Victoria practices her spontaneity in front of a mirror: “Hi, hi, hi … ” Friends are coming round for dinner. “Don’t drink too much,” she cautions Chris, “and I’d like it all wrapped up by 11.30. Oh, and can we just act as if we like each other?” “But I do like you,” he says sadly. “I don’t have to pretend.” And the night is a disaster. Well, Victoria drops a plate, a disaster in her world. The guests are told to leave.
On the - spotless - surface, writer/director Dominic Savage’s film can be seen as an antidote to the trend for kitchens taking starring roles in dramas, which has grown from all these property porn shows. But it’s more than that.
For the last series with the I Am … prefix and this one, Savage has roughed out roles for his leads - all women - which are then developed through improvisation. Each has a personal resonance and Jones says she hopes hers “continues the important discussions around mental health”.
I Am Victoria is a tough watch but Jones makes for a compelling presence. She’s in almost every shot, usually alone, talking to herself or staring at her reflection as the panic mounts. I support the campaign to get kitchens out of dramas. But less Suranne Jones? No, you fools - let’s have more of her.
If you ever saw Iain Stirling’s stand-up show before, in his native Edinburgh or elsewhere before he found fame as the sarky voice of Love Island, you might remember a story the very last place he wanted to be after breaking up with his long-term girlfriend: at work, stranded on an out-of-town assignment, with pop clowns Jedward.
Now Stirling has exploited the dismal situation for a sitcom. He’s co-written Buffering (ITV2) and stars as Iain, a kids’ TV presenter, which was his previous gig. The real Iain played second fiddle to Hacker T. Dog on CBBC; this Iain surveys the sent-in artwork in the studio and, off-mic, mutters: “These birthday cards are s***. I mean look at that dad: he could be a murderer.”

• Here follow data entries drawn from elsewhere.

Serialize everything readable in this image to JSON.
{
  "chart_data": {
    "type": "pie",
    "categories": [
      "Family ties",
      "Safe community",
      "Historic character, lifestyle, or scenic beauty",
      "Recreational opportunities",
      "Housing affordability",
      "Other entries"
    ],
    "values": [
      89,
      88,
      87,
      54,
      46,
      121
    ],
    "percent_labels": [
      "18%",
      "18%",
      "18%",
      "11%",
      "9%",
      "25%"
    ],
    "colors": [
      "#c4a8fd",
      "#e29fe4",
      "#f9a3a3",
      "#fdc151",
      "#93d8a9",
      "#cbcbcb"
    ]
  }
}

If all of this sounds fairly indulgent, putting your life on screen right after the latest bulletin from Love Island’s baby-oiled, Balearic-based Brains Trust, then you should know that Jedward aren’t involved. And Buffering has some funny lines, with our hapless hero imploring his ex: “I’m an adult, I like olives - the most adult of all of the foods.” This is Olivia (Elena Saurel) who’s also Iain’s producer. They squabble constantly on set, with Iain accusing her of giving all the jokes to Larry the Lizard, and her reprimanding him for slagging off more pictures (“How many effing elephants does this girl think there are in Stevenage?”). But they still like to shag in storerooms and then Olivia gets pregnant.

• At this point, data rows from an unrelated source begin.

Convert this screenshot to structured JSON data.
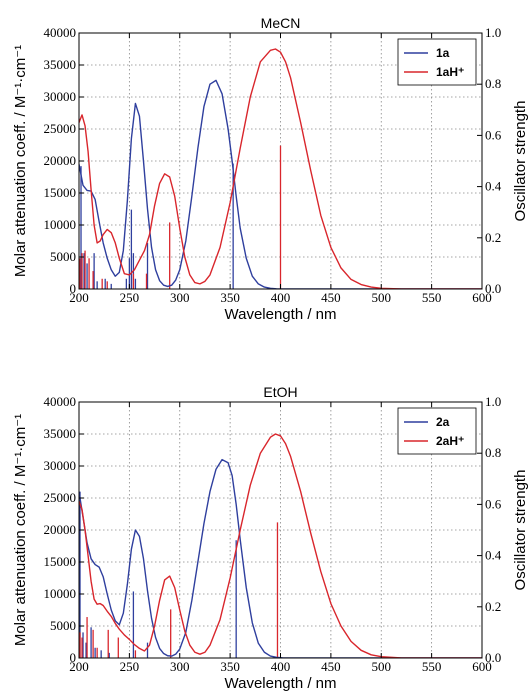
{
  "chart_data": [
    {
      "type": "line",
      "title": "MeCN",
      "xlabel": "Wavelength / nm",
      "ylabel": "Molar attenuation coeff. / M⁻¹·cm⁻¹",
      "ylabel_right": "Oscillator strength",
      "xlim": [
        200,
        600
      ],
      "ylim": [
        0,
        40000
      ],
      "ylim_right": [
        0,
        1.0
      ],
      "x_ticks": [
        "200",
        "250",
        "300",
        "350",
        "400",
        "450",
        "500",
        "550",
        "600"
      ],
      "y_ticks": [
        "0",
        "5000",
        "10000",
        "15000",
        "20000",
        "25000",
        "30000",
        "35000",
        "40000"
      ],
      "y_ticks_right": [
        "0.0",
        "0.2",
        "0.4",
        "0.6",
        "0.8",
        "1.0"
      ],
      "grid": true,
      "legend_position": "top-right",
      "series": [
        {
          "name": "1a",
          "color": "#2f3f9e",
          "x": [
            200,
            204,
            208,
            212,
            216,
            220,
            224,
            228,
            232,
            236,
            240,
            244,
            248,
            252,
            256,
            260,
            264,
            268,
            272,
            276,
            280,
            284,
            288,
            292,
            296,
            300,
            306,
            312,
            318,
            324,
            330,
            336,
            342,
            348,
            352,
            356,
            360,
            366,
            372,
            378,
            384,
            390,
            396,
            402,
            410,
            420,
            440,
            600
          ],
          "y": [
            19500,
            16200,
            15400,
            15300,
            14000,
            10500,
            7200,
            4800,
            3000,
            2000,
            2600,
            6000,
            13800,
            23500,
            29000,
            27000,
            20000,
            12500,
            6500,
            3000,
            1300,
            600,
            400,
            600,
            1400,
            3000,
            7500,
            14500,
            22000,
            28500,
            32000,
            32600,
            30500,
            25000,
            20000,
            14500,
            9500,
            4800,
            2000,
            800,
            300,
            100,
            30,
            0,
            0,
            0,
            0,
            0
          ]
        },
        {
          "name": "1aH⁺",
          "color": "#d9262c",
          "x": [
            200,
            203,
            206,
            209,
            212,
            215,
            218,
            221,
            224,
            228,
            232,
            236,
            240,
            245,
            250,
            255,
            260,
            265,
            270,
            275,
            280,
            285,
            290,
            295,
            300,
            305,
            310,
            315,
            320,
            325,
            330,
            340,
            350,
            360,
            370,
            380,
            390,
            395,
            400,
            405,
            410,
            420,
            430,
            440,
            450,
            460,
            470,
            480,
            490,
            500,
            520,
            600
          ],
          "y": [
            26000,
            27200,
            25500,
            21500,
            15500,
            10000,
            7200,
            7500,
            8500,
            9300,
            8800,
            7200,
            4800,
            2400,
            2200,
            3000,
            4500,
            6000,
            8500,
            13000,
            16500,
            18000,
            17500,
            14500,
            9500,
            5000,
            2200,
            1000,
            800,
            1200,
            2200,
            6500,
            13500,
            22000,
            30000,
            35500,
            37300,
            37500,
            37000,
            35500,
            33000,
            26000,
            18500,
            11500,
            6500,
            3300,
            1500,
            700,
            300,
            100,
            0,
            0
          ]
        }
      ],
      "sticks": [
        {
          "series": "1a",
          "x": [
            202,
            205,
            208,
            215,
            218,
            226,
            232,
            247,
            250,
            252,
            254,
            256,
            268,
            353
          ],
          "f": [
            0.48,
            0.14,
            0.1,
            0.14,
            0.03,
            0.04,
            0.02,
            0.04,
            0.12,
            0.31,
            0.14,
            0.04,
            0.18,
            0.49
          ]
        },
        {
          "series": "1aH⁺",
          "x": [
            201,
            203,
            206,
            210,
            214,
            223,
            228,
            254,
            267,
            290,
            400
          ],
          "f": [
            0.12,
            0.14,
            0.15,
            0.12,
            0.07,
            0.04,
            0.03,
            0.06,
            0.06,
            0.26,
            0.56
          ]
        }
      ]
    },
    {
      "type": "line",
      "title": "EtOH",
      "xlabel": "Wavelength / nm",
      "ylabel": "Molar attenuation coeff. / M⁻¹·cm⁻¹",
      "ylabel_right": "Oscillator strength",
      "xlim": [
        200,
        600
      ],
      "ylim": [
        0,
        40000
      ],
      "ylim_right": [
        0,
        1.0
      ],
      "x_ticks": [
        "200",
        "250",
        "300",
        "350",
        "400",
        "450",
        "500",
        "550",
        "600"
      ],
      "y_ticks": [
        "0",
        "5000",
        "10000",
        "15000",
        "20000",
        "25000",
        "30000",
        "35000",
        "40000"
      ],
      "y_ticks_right": [
        "0.0",
        "0.2",
        "0.4",
        "0.6",
        "0.8",
        "1.0"
      ],
      "grid": true,
      "legend_position": "top-right",
      "series": [
        {
          "name": "2a",
          "color": "#2f3f9e",
          "x": [
            200,
            204,
            208,
            212,
            216,
            220,
            224,
            228,
            232,
            236,
            240,
            244,
            248,
            252,
            256,
            260,
            264,
            268,
            272,
            276,
            280,
            284,
            288,
            292,
            296,
            300,
            306,
            312,
            318,
            324,
            330,
            336,
            342,
            348,
            352,
            356,
            360,
            366,
            372,
            378,
            384,
            390,
            396,
            402,
            410,
            420,
            440,
            600
          ],
          "y": [
            26000,
            22000,
            18000,
            15500,
            14600,
            14200,
            12700,
            10000,
            7500,
            5800,
            5200,
            7000,
            11500,
            17000,
            20000,
            19000,
            15500,
            10500,
            6200,
            3200,
            1500,
            700,
            350,
            300,
            600,
            1400,
            4000,
            9000,
            15000,
            21000,
            26000,
            29500,
            31000,
            30500,
            28500,
            24000,
            18500,
            11000,
            5500,
            2300,
            900,
            300,
            100,
            30,
            0,
            0,
            0,
            0
          ]
        },
        {
          "name": "2aH⁺",
          "color": "#d9262c",
          "x": [
            200,
            203,
            206,
            209,
            212,
            215,
            218,
            221,
            224,
            228,
            232,
            236,
            240,
            245,
            250,
            255,
            260,
            265,
            270,
            275,
            280,
            285,
            290,
            295,
            300,
            305,
            310,
            315,
            320,
            325,
            330,
            340,
            350,
            360,
            370,
            380,
            390,
            395,
            400,
            405,
            410,
            420,
            430,
            440,
            450,
            460,
            470,
            480,
            490,
            500,
            520,
            600
          ],
          "y": [
            24500,
            23200,
            20000,
            16000,
            12000,
            9200,
            8400,
            8500,
            8200,
            7300,
            6500,
            5400,
            4500,
            3600,
            2900,
            2100,
            1500,
            1100,
            2000,
            5000,
            9000,
            12200,
            12800,
            11000,
            7500,
            4200,
            2000,
            900,
            600,
            900,
            2000,
            6000,
            12500,
            20000,
            27000,
            32000,
            34500,
            35000,
            34700,
            33500,
            31500,
            26000,
            19500,
            13500,
            8500,
            5000,
            2600,
            1200,
            500,
            200,
            0,
            0
          ]
        }
      ],
      "sticks": [
        {
          "series": "2a",
          "x": [
            201,
            204,
            207,
            212,
            216,
            222,
            230,
            254,
            268,
            356
          ],
          "f": [
            0.65,
            0.1,
            0.06,
            0.12,
            0.04,
            0.03,
            0.02,
            0.26,
            0.06,
            0.46
          ]
        },
        {
          "series": "2aH⁺",
          "x": [
            201,
            203,
            208,
            214,
            218,
            229,
            239,
            256,
            291,
            397
          ],
          "f": [
            0.1,
            0.08,
            0.16,
            0.11,
            0.04,
            0.11,
            0.08,
            0.03,
            0.19,
            0.53
          ]
        }
      ]
    }
  ]
}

The romantic lives of Iain’s flatmates are no less complicated. Ashley’s a commitment-ophobe, her stance hardening when Greg’s mum gifts them a doormat with their names on it. To get on better they try sexting and then a cookery course and seem to achieve some kind of equilibrium over Gregg Wallace: “I hate how he leaves the spoon in his mouth for too long when he’s tasting a pudding.”

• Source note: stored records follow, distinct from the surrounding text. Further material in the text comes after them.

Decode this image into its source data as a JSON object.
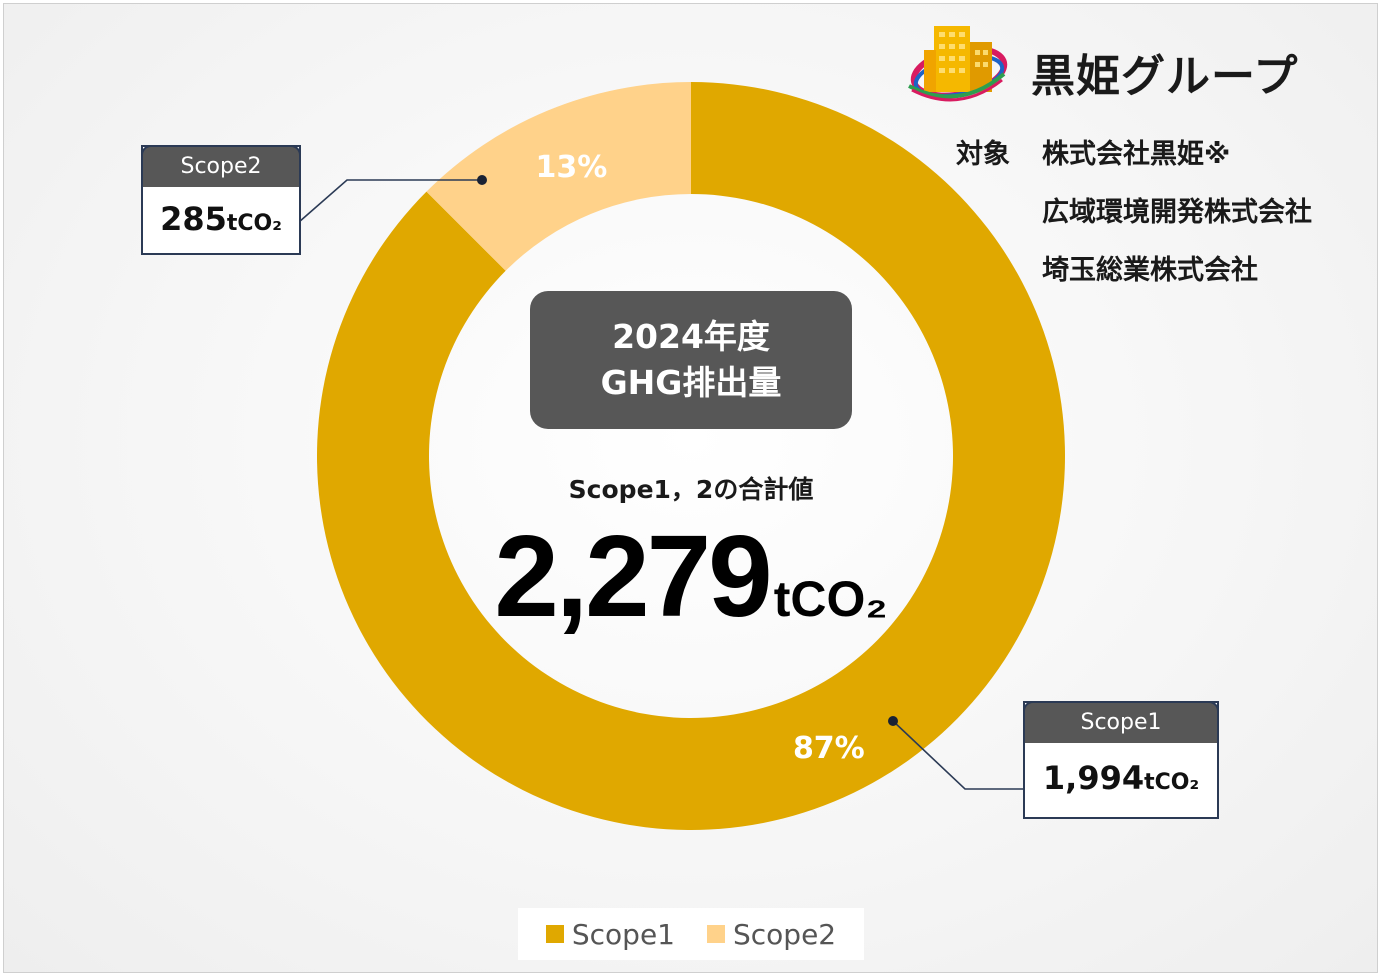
{
  "brand": {
    "name": "黒姫グループ",
    "logo_colors": [
      "#f5b800",
      "#e8a000",
      "#d81b60",
      "#1e63c6",
      "#2e9e4f"
    ]
  },
  "target": {
    "label": "対象",
    "companies": [
      "株式会社黒姫※",
      "広域環境開発株式会社",
      "埼玉総業株式会社"
    ]
  },
  "center": {
    "year_title": "2024年度",
    "subtitle": "GHG排出量",
    "sum_label": "Scope1，2の合計値",
    "total_value": "2,279",
    "total_unit": "tCO₂"
  },
  "callouts": {
    "scope2": {
      "head": "Scope2",
      "value": "285",
      "unit": "tCO₂"
    },
    "scope1": {
      "head": "Scope1",
      "value": "1,994",
      "unit": "tCO₂"
    }
  },
  "chart_data": {
    "type": "pie",
    "donut": true,
    "categories": [
      "Scope1",
      "Scope2"
    ],
    "values": [
      1994,
      285
    ],
    "percent_labels": [
      "87%",
      "13%"
    ],
    "colors": [
      "#e0a800",
      "#ffd28a"
    ],
    "unit": "tCO₂",
    "legend": {
      "position": "bottom",
      "entries": [
        "Scope1",
        "Scope2"
      ]
    }
  }
}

What happens in Bulgaria? I mean, what do they watch on TV? The Devil’s Throat (Walter Presents/All 4) suggests pretty much the same as us: moody detectives, grisly discoveries in woods, sexy journalists (frankly is there any other kind?).
The first words spoken are subtitled: “You bastards!” I tried to learn them, thinking some Bulgar vulgarity might come in handy for when you don’t want folk knowing what you think about them, but this is a tricky, guttural language and even trickier written down with some of the letters back to front.
As crime dramas go, The Devil’s Throat is very much off-road and the setting must be new to just about all of us, adding to the intrigue of a dark tale of refugee-smuggling. We’re in Smolyan Province, mountainous and murderous, although Scots can take small comfort from the fact that lakes here are lochs. And I suppose there’s a distant echo of Jaws when a mayoral candidate wants the case of the corpse with the eyes removed - and replaced with those of a sheep - wrapped up quickly. His son is the detective leading the investigation who’s told: “Find a way to stop the fear.”